Fast growing Turkey is responsible for nearly half of the gas power plant projects under construction in Europe. Starting last year, Turkey has agreed to import LNG from Algeria for 10 years, upping current imports a bit to 0.5 Bcf/day of LNG from Algeria. But, outside of Turkey, Europe isn’t thought of as a growing market as more renewables, efficiency, coal, and slow economic growth have cut into demand. Thus, “Algeria to Supply Six LNG Shipments to Egypt.”
It is quite possible, however, that faced with “More Than Half of U.S. LNG Is Destined for Europe,” Algeria, Russia, and other big European suppliers of natural gas might start a “price war” against American gas to maintain market share, not all that different than what Saudi Arabia s is doing against our shale oil.
Ultimately though, Algeria will also be looking to supply its LNG to Asia, where customers typically pay a premium using more oil-indexed, long-term prices. “Algeria to Boost Gas Shipments to Asia on Expanded LNG Capacity.” Today’s sunken oil and LNG prices of course are making this more remote, and Asia accounts for less than 15% of Algeria’s exports.
But, the energy-hungry economies of Asia, which account for 75% of all LNG demand, hold the highest future growth rates, driven more so by China and India than traditional LNG giants Japan and South Korea. Algeria now exports just 0.3 bcm of LNG to China and 0.2 Bcm to India. And there will be plenty of new opportunities for ALL LNG exporters: already with 33 importing nations, WoodMac sees 50 new LNG markets possible by 2025.
Still, Algeria is challenged to diversify its list of customers outside Europe for a few reasons, higher transport costs, intense international LNG competition (namely from Qatar, Australia, and the U.S.), and the re-direction of exports of piped gas to LNG would mean new and costly infrastructure since they would come from different fields.

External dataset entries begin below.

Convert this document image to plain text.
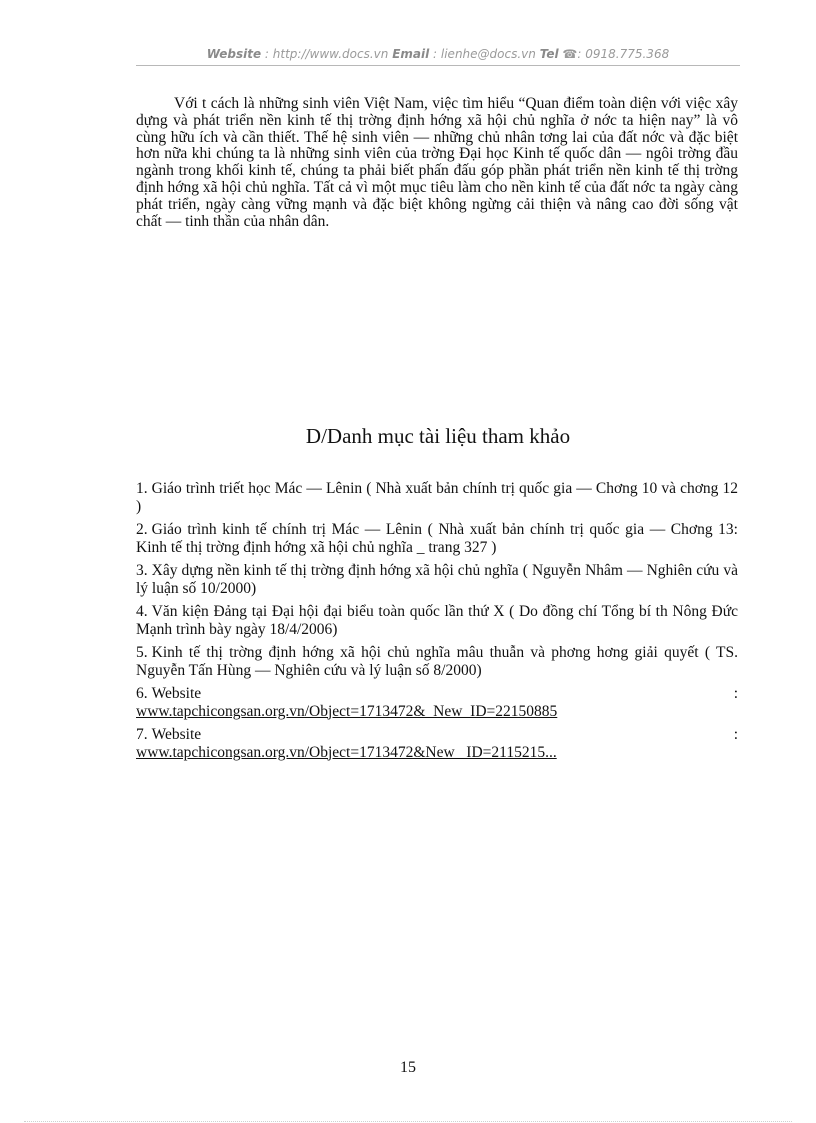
Website : http://www.docs.vn Email : lienhe@docs.vn Tel ☎: 0918.775.368

Với t cách là những sinh viên Việt Nam, việc tìm hiểu “Quan điểm toàn diện với việc xây dựng và phát triển nền kinh tế thị trờng định hớng xã hội chủ nghĩa ở nớc ta hiện nay” là vô cùng hữu ích và cần thiết. Thế hệ sinh viên — những chủ nhân tơng lai của đất nớc và đặc biệt hơn nữa khi chúng ta là những sinh viên của trờng Đại học Kinh tế quốc dân — ngôi trờng đầu ngành trong khối kinh tế, chúng ta phải biết phấn đấu góp phần phát triển nền kinh tế thị trờng định hớng xã hội chủ nghĩa. Tất cả vì một mục tiêu làm cho nền kinh tế của đất nớc ta ngày càng phát triển, ngày càng vững mạnh và đặc biệt không ngừng cải thiện và nâng cao đời sống vật chất — tinh thần của nhân dân.

D/Danh mục tài liệu tham khảo
1. Giáo trình triết học Mác — Lênin ( Nhà xuất bản chính trị quốc gia — Chơng 10 và chơng 12 )
2. Giáo trình kinh tế chính trị Mác — Lênin ( Nhà xuất bản chính trị quốc gia — Chơng 13: Kinh tế thị trờng định hớng xã hội chủ nghĩa _ trang 327 )
3. Xây dựng nền kinh tế thị trờng định hớng xã hội chủ nghĩa ( Nguyễn Nhâm — Nghiên cứu và lý luận số 10/2000)
4. Văn kiện Đảng tại Đại hội đại biểu toàn quốc lần thứ X ( Do đồng chí Tổng bí th Nông Đức Mạnh trình bày ngày 18/4/2006)
5. Kinh tế thị trờng định hớng xã hội chủ nghĩa mâu thuẫn và phơng hơng giải quyết ( TS. Nguyễn Tấn Hùng — Nghiên cứu và lý luận số 8/2000)
6. Website	:
www.tapchicongsan.org.vn/Object=1713472&_New_ID=22150885
7. Website	:
www.tapchicongsan.org.vn/Object=1713472&New _ID=2115215...
15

The good news for Algeria is that some of the trends flattening/lowering Europe’s natural gas demand appear temporary, namely demand destruction from stagnant economic growth. For example, pushing other European nations to follow, “France is preparing to introduce a floor price for carbon emissions” to curb coal and favor gas. And Western leaders in general continue to overstate the ability of non-dispatchable renewables to displace dispatchable natural gas.
With known limitations in new domestic production, Europe’s LNG imports could double by 2020, to 10-12 Bcf/day. Europe has significant spare import capacity to take more supply, and LNG demand in 2015 was up a hefty 16%. So, although facing a shrinking gap between production and demand, Algeria can at least known that the import needs of its most vital customer aren’t going away.
Most importantly for us, Algeria’s gas export predicament is just another example of how those involved in the business of exporting U.S. LNG must simply do a better job at telling us of the widening opportunities in this quickly globalizing market. For example, I’ve also documented problems in Norway and the Middle East in supplying gas and LNG, and the growing imperative for us to help supply natural gas in our post COP21 world.